Fat Tuesday Revelations
Every year, in the weeks leading up to Fat Tuesday, behind the closed doors of dozens of New Orleans households, the secretive drama of the Black Masking Indians plays out with needles.
The artistic labor of the Indians — sewing their suits — consumes hundreds of hours spread out over an entire year. For the most part, the Indians toil away in secret, pouring their time, hearts and souls into dazzling and elaborate creations, made of bright, colorful feathers, beads, glittering sequins and rhinestones. It is a painstaking creative process (some suits tower over eight feet and can weigh as much as 150 pounds), which they keep hidden to all but their fellow tribe members, family and a few close friends. Only on Fat Tuesday, when the final glops of hot glue have dried and the last smudges of face paint perfectly complement their vision, will they emerge singing from their front doors, revealing their creations, and parade through the city.
This uniquely New Orleans phenomenon with roots in Native American culture is believed to have been passed on to the escaped slaves who found safe haven among Southern tribes during the Antebellum era. The suits are usually worn on only three occasions: Fat Tuesday, Super Sunday and St. Joseph’s Night. After these festivities, the process of creating next year’s suit begins anew. Following a Big Chief’s leadership, colors are chosen, and perhaps a unifying idea is laid out. Then, each individual Indian goes to work on their suit.
In the beginning, most sewers have little idea what the outcome will look like. For Mary Kay Stevenson, Big Queen of the Original Wild Tchoupitoulas, the process begins by sitting down and thinking of all the things life has thrown at her over the past year.
“You know the suit’s gonna be a struggle,” Stevenson says. “You know it’s gonna take money and time. You start by looking at it from your heart, but through your eyes. After awhile, ideas start coming, like the spirit is talking to you. Then you get to work with your needle and it all starts falling together.”
The Original Wild Tchoupitoulas’ colors last year — green and white — were chosen by Mary Kay’s late mother, Big Queen Mercy, before she died in 2016. With this in mind, Big Chief John Ellis envisioned a suit centered around green and white rhinestones — green symbolizing the earth, white gathering light from the sky — which would reflect a message up to the late Queen Mercy, letting her know that they were carrying on the tradition in her absence, that they appreciated and honored what had been left to them.
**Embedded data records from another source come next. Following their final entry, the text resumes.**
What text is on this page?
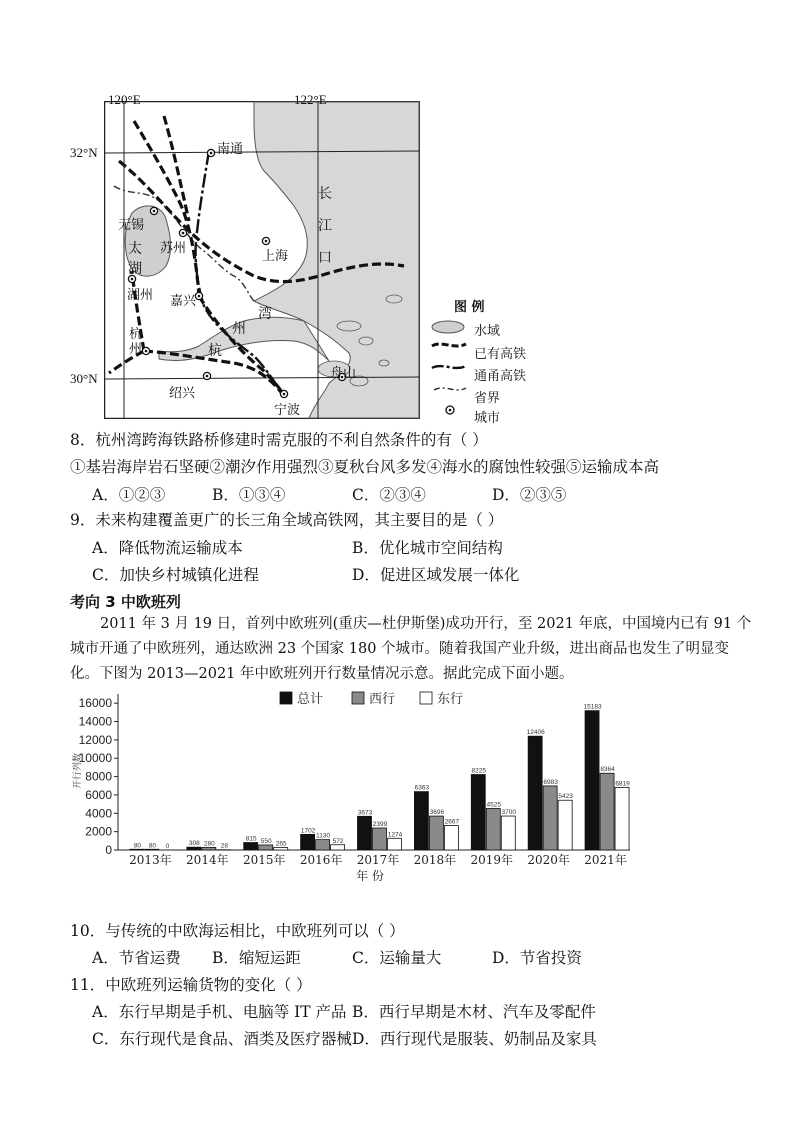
120°E	122°E
32°N
30°N
南通
无锡
苏州
上海
湖州 嘉兴
杭州
绍兴
宁波
舟山
太
湖
长
江
口
杭
州
湾	图 例
水域
已有高铁
通甬高铁
省界
城市
8．杭州湾跨海铁路桥修建时需克服的不利自然条件的有（ ）
①基岩海岸岩石坚硬②潮汐作用强烈③夏秋台风多发④海水的腐蚀性较强⑤运输成本高
A．①②③	B．①③④	C．②③④	D．②③⑤
9．未来构建覆盖更广的长三角全域高铁网，其主要目的是（ ）
A．降低物流运输成本	B．优化城市空间结构
C．加快乡村城镇化进程	D．促进区域发展一体化
考向 3 中欧班列
2011 年 3 月 19 日，首列中欧班列(重庆—杜伊斯堡)成功开行，至 2021 年底，中国境内已有 91 个
城市开通了中欧班列，通达欧洲 23 个国家 180 个城市。随着我国产业升级，进出商品也发生了明显变
化。下图为 2013—2021 年中欧班列开行数量情况示意。据此完成下面小题。
0
2000
4000
6000
8000
10000
12000
14000
16000
开行列数
80 80 0
2013年
308 280 28
2014年
815 550 265
2015年
1702
1130
572
2016年
3673
2399
1274
2017年
6363
3696
2667
2018年
8225
4525
3700
2019年
12406
6983
5423
2020年
15183
8364
6819
2021年
年 份
总计	西行	东行
10．与传统的中欧海运相比，中欧班列可以（ ）
A．节省运费 B．缩短运距	C．运输量大	D．节省投资
11．中欧班列运输货物的变化（ ）
A．东行早期是手机、电脑等 IT 产品 B．西行早期是木材、汽车及零配件
C．东行现代是食品、酒类及医疗器械 D．西行现代是服装、奶制品及家具
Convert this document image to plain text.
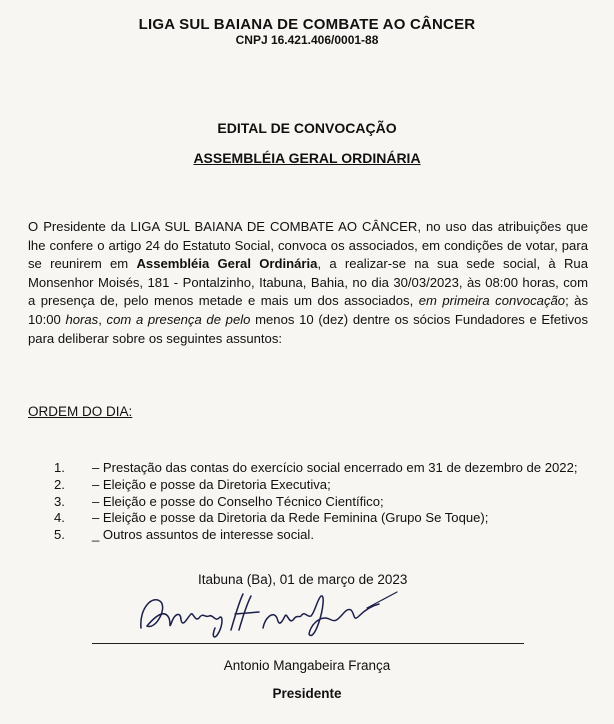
LIGA SUL BAIANA DE COMBATE AO CÂNCER
CNPJ 16.421.406/0001-88
EDITAL DE CONVOCAÇÃO
ASSEMBLÉIA GERAL ORDINÁRIA
O Presidente da LIGA SUL BAIANA DE COMBATE AO CÂNCER, no uso das atribuições que lhe confere o artigo 24 do Estatuto Social, convoca os associados, em condições de votar, para se reunirem em Assembléia Geral Ordinária, a realizar-se na sua sede social, à Rua Monsenhor Moisés, 181 - Pontalzinho, Itabuna, Bahia, no dia 30/03/2023, às 08:00 horas, com a presença de, pelo menos metade e mais um dos associados, em primeira convocação; às 10:00 horas, com a presença de pelo menos 10 (dez) dentre os sócios Fundadores e Efetivos para deliberar sobre os seguintes assuntos:
ORDEM DO DIA:
1.	– Prestação das contas do exercício social encerrado em 31 de dezembro de 2022;
2.	– Eleição e posse da Diretoria Executiva;
3.	– Eleição e posse do Conselho Técnico Científico;
4.	– Eleição e posse da Diretoria da Rede Feminina (Grupo Se Toque);
5.	_ Outros assuntos de interesse social.
Itabuna (Ba), 01 de março de 2023
Antonio Mangabeira França
Presidente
Last year, most of Stevenson’s patches had connections to her late mother. The large beadwork on her back, sewed in her mother’s style, was of a panther, “who never abandons her young,” Stevenson says, symbolizing her mother watching over her.
Every suit is different, and there are as many styles as there are sewers, as well as different levels of dedication and craftsmanship. The largest responsibility falls to the Big Chief, who must lead the tribe in artistic creativity with his suit. Next comes the Big Queen, who reflects the Chief.
Stevenson only assumed the role of Big Queen in 2016. Previously, as Second Queen, Stevenson made suits, but she was not as fully immersed in her creations, as she is now as Big Queen.
“When I was Second Queen I sewed,” Stevenson says, “But I didn’t, sew sew. In the past, if Carnival time was in February, I’d start my suit in January. But not no more, no no. Now I’m Big Queen and I have to make sure I’m representing my Chief. I mean I was pretty back then, but I didn’t worry about getting pretty pretty until 2016. Now every year’s a higher notch. Now I know I represent my tribe. In the past I just made a suit. Now I create suits. My heart, body and soul [are] more dedicated to it.”
The suits, Stevenson explains, bring about a metamorphosis. When you put them on, you are a different person. The spirit of the Big Chief, or the Big Queen, assumes control. You are no longer who you were, and the shadow of this possession stretches far beyond Carnival and Super Sunday; it stretches over their entire life.
“After the show, people think it’s over,” Stevenson says. “They don’t understand it’s a part of our lives. It’s a daily thing. It’s part of our identity.”
Indians are quick to draw a distinction between an Indian suit and a costume — considered an offensive term for their creations. A costume is something you put on, Stevenson explains. A suit, rather, is something that comes out of you, something you put your whole self into, something you wear with honor and respect.
“You can make a costume in two weeks,” says Stevenson. “Or even a day. A suit is different. It takes more time to make a suit. It takes a year to make a suit. You can buy a costume, or someone can make one for you. But it ain’t gonna take no year to make a costume. You can have 99 suits, but no two will be alike.
“Because it’s an individual’s creation — behind your secret doors in that neighborhood or in that household, you’re putting together something unique, and when the world see it, it glows. You know why it glows? Because now they know. The secret has been revealed. And it’s only revealed on a Tuesday morning.”